Arte e mistério na Cidade Aluminosa

Em 20 de abril de 1987, numa bela manhã ensolarada, eu, com minha máquina fotográfica e a equipe
do grupo de jovens de Itaguajé, chegamos à propriedade rural do Sr. José de Freitas Miranda, na
água da Jupira, a alguns quilômetros de Colorado.

Em meio a uma vegetação baixa, constituída de algumas plantações de subsistência, bem como um
pouco de ervas daninhas; despontavam portais, torres, e uma série de outras tantas construções
erguidas com cimento e ferro. Eis a entrada da cidade “Aluminosa”.

No arco principal um imenso aviso, que se repetiria em outras partes da obra:

“Último dia do mundo. 28 de dezembro de 1999, às quatro horas da tarde.”

Uma imensa torre com um alto-falante feito de ferro e cimento projeta-se para os céus, de onde as
trombetas dos anjos anunciarão o fim do mundo. Próximo dali, o sino de cimento no alto de outra
torre (sino da alvorada) que badalará no dia derradeiro. Tudo ali é rústico, porém muito engenhoso.
Segundo seus familiares, Zé Miranda fez tudo sozinho, seguindo apenas a orientação das vozes. Em
meio a tantas outras construções inacabadas, uma delas se destaca por sua estrutura de concreto que
pelo arcabouço seria um grande salão, onde está escrito: “CANPO DOS REGULAMENTOS QUE
DEUS DEIXO PARA O POVO SI ADIVERTIR”.

E em meio a tantos avisos e advertências, uma delas chama a atenção, evidenciando que mulheres
não podem entrar no “mistério”, (assim ele próprio denominava sua obra), de vestido curto, gola
aberta ou roupa masculina. “Os vestidos podem ser de qualquer moda, (...) mas têm de ter três dedos
para baixo dos joelhos”, sob pena de ficarem “paralíticas, cegas ou aleijadas”.

Logo surge de uma casinha simples, seu Zé Miranda, cego desde 1975. Roupas simples,
sobrancelhas grosas e a estrutura física de um típico sertanejo. É atencioso, calmo e reservado como
se caracterizam os rurícolas. Perguntado sobre os motivos daquilo tudo, Seu José limitou-se a
responder:

“-São as almas.”

A história de Jose de Freitas Miranda perde-se no tempo, contudo, ainda nos dias de hoje causa
espanto, apesar do total descaso a que está relegada sua obra.

Nascido em Itapuí no interior Paulista, sempre viveu na área rural e nunca foi à escola.
Por volta de 1959/60, tendo recebido mensagens durante a noite, para que construísse a “Cidade
Aluminosa”, seu José teria vendido 10 alqueires de sua propriedade para dar início ao seu projeto
mais audacioso; a construção de um abrigo, nos mesmos moldes da arca de Noé, onde as poucas
pessoas que acreditassem em suas profecias e ali se refugiassem no dia fatídico, seriam salvas do fim
do mundo, que segundo ele, se acabaria em fogo.

O período de construção de toda a obra vai de 1961 a 1975. Foram construídos pórticos, torres,
túneis, fonte luminosa e até os bancos.
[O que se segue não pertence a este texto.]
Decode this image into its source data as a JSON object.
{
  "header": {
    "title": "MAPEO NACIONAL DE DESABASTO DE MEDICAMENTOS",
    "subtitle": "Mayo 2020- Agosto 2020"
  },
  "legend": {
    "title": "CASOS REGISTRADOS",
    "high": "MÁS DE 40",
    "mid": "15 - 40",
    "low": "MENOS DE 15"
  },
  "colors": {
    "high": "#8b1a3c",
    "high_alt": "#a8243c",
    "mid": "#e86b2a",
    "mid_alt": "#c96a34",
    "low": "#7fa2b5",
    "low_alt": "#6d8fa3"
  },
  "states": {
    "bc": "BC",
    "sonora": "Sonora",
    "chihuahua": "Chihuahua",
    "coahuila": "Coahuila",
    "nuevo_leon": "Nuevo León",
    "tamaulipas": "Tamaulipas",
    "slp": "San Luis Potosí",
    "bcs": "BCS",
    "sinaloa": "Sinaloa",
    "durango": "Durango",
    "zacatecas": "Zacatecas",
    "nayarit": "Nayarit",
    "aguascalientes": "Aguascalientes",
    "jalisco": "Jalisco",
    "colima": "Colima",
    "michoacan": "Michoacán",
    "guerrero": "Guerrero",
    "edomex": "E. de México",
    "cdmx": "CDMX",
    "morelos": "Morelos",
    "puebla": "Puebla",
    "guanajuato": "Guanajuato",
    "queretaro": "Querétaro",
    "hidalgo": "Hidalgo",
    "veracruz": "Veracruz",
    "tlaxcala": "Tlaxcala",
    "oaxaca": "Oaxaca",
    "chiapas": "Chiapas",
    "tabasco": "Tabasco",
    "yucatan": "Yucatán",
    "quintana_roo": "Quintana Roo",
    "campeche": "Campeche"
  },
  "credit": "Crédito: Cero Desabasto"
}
Um com o nome de seu José e outro com o nome de “ Deus
Nosso Senhor, o mistério encantado”. Local este que era para “... o povo ir lembrando seu passado
até o tempo em que o homem não tinha essa feição de hoje.” A frase evolucionista evidencia um
conhecimento atípico para um homem de formação singela.

Mas de todo o seu trabalho o que mais chama atenção são as estátuas. Na maioria são seu próprio
auto-retrato, que fez com a ajuda de um espelho e sem nenhuma aula de arte. Impressiona
sobremaneira como conseguiu esculpir com cimento, e com tanta riqueza de detalhes, sobretudo nas
faces.

Foi dentro de um galpão contíguo que encontrei várias delas, tomadas pela poeira, juntamente com
os restos da maquete que lhe servia de guia. Todavia mesmo na obscuridade do local, entrecortada
por alguns raios de sol que ali penetravam pelas frestas da rude construção, se notava perfeitamente
a fisionomia de seu José, ali retratadas com tanta maestria.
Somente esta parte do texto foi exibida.